AC/DC - STADE DE FRANCE - 18 JUIN 2010


TYPE:
LIVE REPORT
GENRE:
HARD ROCK

En cette fin de printemps, l'un des plus grands groupes de rock donnait deux représentations sur Paris. La deuxième soirée était l'occasion pour Musiwaves d'assister à un show à la hauteur de leur carrière.
HYPERUNKNOWN - 20.06.2010 - 3 photo(s) - (0) commentaire(s)
Un an après une double date dans la dôme de Bercy, les papis du rock Ecossais remettaient le couvert pour une double date à ciel ouvert au creux de l’immense Stade de France. Avec des conditions météos propices, ce vendredi de deuxième prestation sous l’œil alléché de plus de 80 000 personnes promettait pourtant d’être très électrique.
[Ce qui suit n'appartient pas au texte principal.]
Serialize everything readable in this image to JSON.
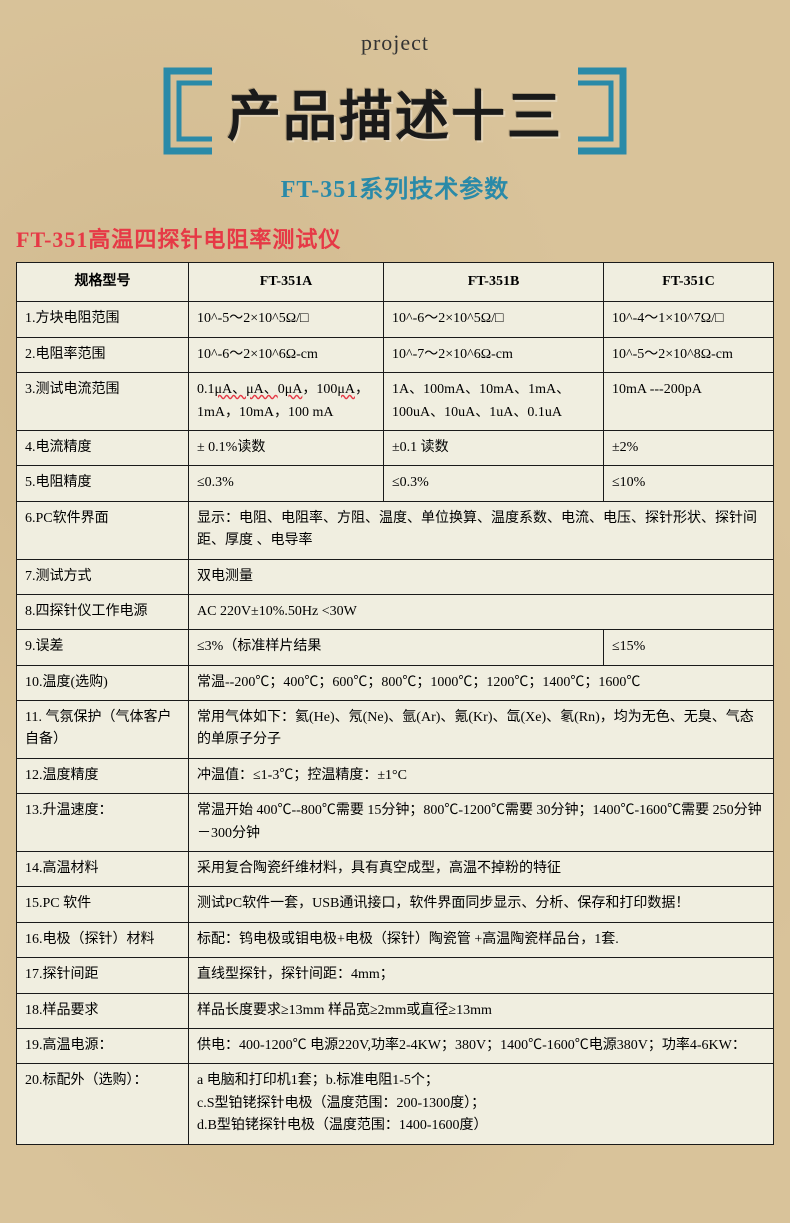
{
  "header": {
    "project_label": "project",
    "main_title": "产品描述十三",
    "subtitle": "FT-351系列技术参数"
  },
  "section_title": "FT-351高温四探针电阻率测试仪",
  "table": {
    "header": {
      "spec": "规格型号",
      "col_a": "FT-351A",
      "col_b": "FT-351B",
      "col_c": "FT-351C"
    },
    "rows": [
      {
        "label": "1.方块电阻范围",
        "a": "10^-5～2×10^5Ω/□",
        "b": "10^-6～2×10^5Ω/□",
        "c": "10^-4～1×10^7Ω/□"
      },
      {
        "label": "2.电阻率范围",
        "a": "10^-6～2×10^6Ω-cm",
        "b": "10^-7～2×10^6Ω-cm",
        "c": "10^-5～2×10^8Ω-cm"
      },
      {
        "label": "3.测试电流范围",
        "a": "0.1μA、μA、0μA，100μA，1mA，10mA，100 mA",
        "b": "1A、100mA、10mA、1mA、100uA、10uA、1uA、0.1uA",
        "c": "10mA  ---200pA"
      },
      {
        "label": "4.电流精度",
        "a": "± 0.1%读数",
        "b": "±0.1 读数",
        "c": "±2%"
      },
      {
        "label": "5.电阻精度",
        "a": "≤0.3%",
        "b": "≤0.3%",
        "c": "≤10%"
      },
      {
        "label": "6.PC软件界面",
        "merged": "显示：电阻、电阻率、方阻、温度、单位换算、温度系数、电流、电压、探针形状、探针间距、厚度 、电导率",
        "span": 3
      },
      {
        "label": "7.测试方式",
        "merged": "双电测量",
        "span": 3
      },
      {
        "label": "8.四探针仪工作电源",
        "merged": "AC 220V±10%.50Hz  <30W",
        "span": 3
      },
      {
        "label": "9.误差",
        "a2": "≤3%（标准样片结果",
        "c": "≤15%",
        "span2": 2
      },
      {
        "label": "10.温度(选购)",
        "merged": "常温--200℃；400℃；600℃；800℃；1000℃；1200℃；1400℃；1600℃",
        "span": 3
      },
      {
        "label": "11. 气氛保护（气体客户自备）",
        "merged": "常用气体如下：氦(He)、氖(Ne)、氩(Ar)、氪(Kr)、氙(Xe)、氡(Rn)，均为无色、无臭、气态的单原子分子",
        "span": 3
      },
      {
        "label": "12.温度精度",
        "merged": "冲温值：≤1-3℃；控温精度：±1°C",
        "span": 3
      },
      {
        "label": "13.升温速度：",
        "merged": "常温开始 400℃--800℃需要 15分钟；800℃-1200℃需要 30分钟；1400℃-1600℃需要 250分钟－300分钟",
        "span": 3
      },
      {
        "label": "14.高温材料",
        "merged": "采用复合陶瓷纤维材料，具有真空成型，高温不掉粉的特征",
        "span": 3
      },
      {
        "label": "15.PC 软件",
        "merged": "测试PC软件一套，USB通讯接口，软件界面同步显示、分析、保存和打印数据！",
        "span": 3
      },
      {
        "label": "16.电极（探针）材料",
        "merged": "标配：钨电极或钼电极+电极（探针）陶瓷管 +高温陶瓷样品台，1套.",
        "span": 3
      },
      {
        "label": "17.探针间距",
        "merged": "直线型探针，探针间距：4mm；",
        "span": 3
      },
      {
        "label": "18.样品要求",
        "merged": "样品长度要求≥13mm  样品宽≥2mm或直径≥13mm",
        "span": 3
      },
      {
        "label": "19.高温电源：",
        "merged": "供电：400-1200℃ 电源220V,功率2-4KW；380V；1400℃-1600℃电源380V；功率4-6KW：",
        "span": 3
      },
      {
        "label": "20.标配外（选购）：",
        "merged": "a 电脑和打印机1套；b.标准电阻1-5个；\nc.S型铂铑探针电极（温度范围：200-1300度）；\nd.B型铂铑探针电极（温度范围：1400-1600度）",
        "span": 3
      }
    ]
  },
  "colors": {
    "bracket": "#2a8aa8",
    "subtitle": "#2a8aa8",
    "section_title": "#e63946",
    "border": "#1a1a1a",
    "cell_bg": "#f0eee0",
    "page_bg": "#d9c39a"
  }
}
A 18h30 devaient débuter les hostilités avec en préambule Killing Machine composé des membres fleur bleue, passés ou présents de Belladone, Slayer, Testament ou encore Evergrey, puis une heure plus tard Slash venu défendre son tout premier album solo.

N’ayant pu arriver plus tôt pour des raisons professionnelles (en plus de la fatigue du vendredi pour marcher plus vite) je découvre le ring où va se dérouler le combat des chefs, en plein entracte entre deux premières parties. Pas de Killing Machine pour moi donc, mais ma bave va quand même couler rapidement car quelques minutes après Slash fait son entrée. En Pelouse Or (devant de la scène) le spectacle va être à coup sûr plus appréciable, d’autant que pour l’instant aucun écran géant n’est prévu.

Venu le seconder sur les routes, l’excellent Myles Kennedy (Alter Bridge) sera chargé de pousser la chansonnette à l’instar de deux des titres de l’album éponyme. Logiquement « Ghost », premier brulot du skeud de Slash - interprété normalement par Ian Astbury (The Cult) - est choisi pour commencer la démonstration. Slash s’impose déjà par ses mouvements et sa massive silhouette, tout comme Kennedy qui rempli parfaitement son rôle de rock-star aguicheuse derrière ses lunettes noires quoique souriante. Malheureusement le son, lui, n’est pas au rendez-vous. Les aigus saturent à tour de bras, la voix Kennedy se perd en braillements stridents et plus grave le feeling de Slash perd le plus souvent de sa superbe. Dommage pour les amoureux de l’époque Guns étant donné le riche répertoire recensé ce soir. Dommage aussi car la sublime « By The Sword » vocalisé en studio par Andrew Stockdale (Wolfmother) avait eu la chance de venir à nos oreilles. Malgré tout, le public sera visiblement conquis par ces relents de « Appetite for Destruction ? » ou de « Use Your Illusion II ».

Setlist de Slash :
Ghost
Back from Cali
Nightrain (Reprise de Guns N’ Roses)
Rocket Queen (Reprise de Guns N’ Roses)
Sucker Train Blues (Reprise de Velvet Revolver)
Starlight
By The Sword
Civil War (Reprise de Guns N’ Roses)
Slither (Reprise de Velvet Revolver)
Sweet Child O' Mine (Reprise de Guns N’ Roses)
Paradise City (Reprise de Guns N’ Roses)

Vous ai-je conté toute la sublimité de la Pelouse Or du Stade de France ? Et bien, outre la promiscuité avec la scène et le respect de l’espace vitale entre chaque personne (c’est déjà beaucoup non ?), il y a également une buvette « affrétée » spécialement pour les quelques privilégiés des lieux avec (tenez-vous bien !) des hommes-fûts qui se déplacent pour vous servir la bière directement dans votre verre. J’en ai encore le vertige, c’est tellement beau…
Tout ça pour dire que pendant une demi-heure, ceci est resté la seule animation importante en dehors des roadies qui installèrent et réglèrent cette pyramide de sono et artifices en tout genre.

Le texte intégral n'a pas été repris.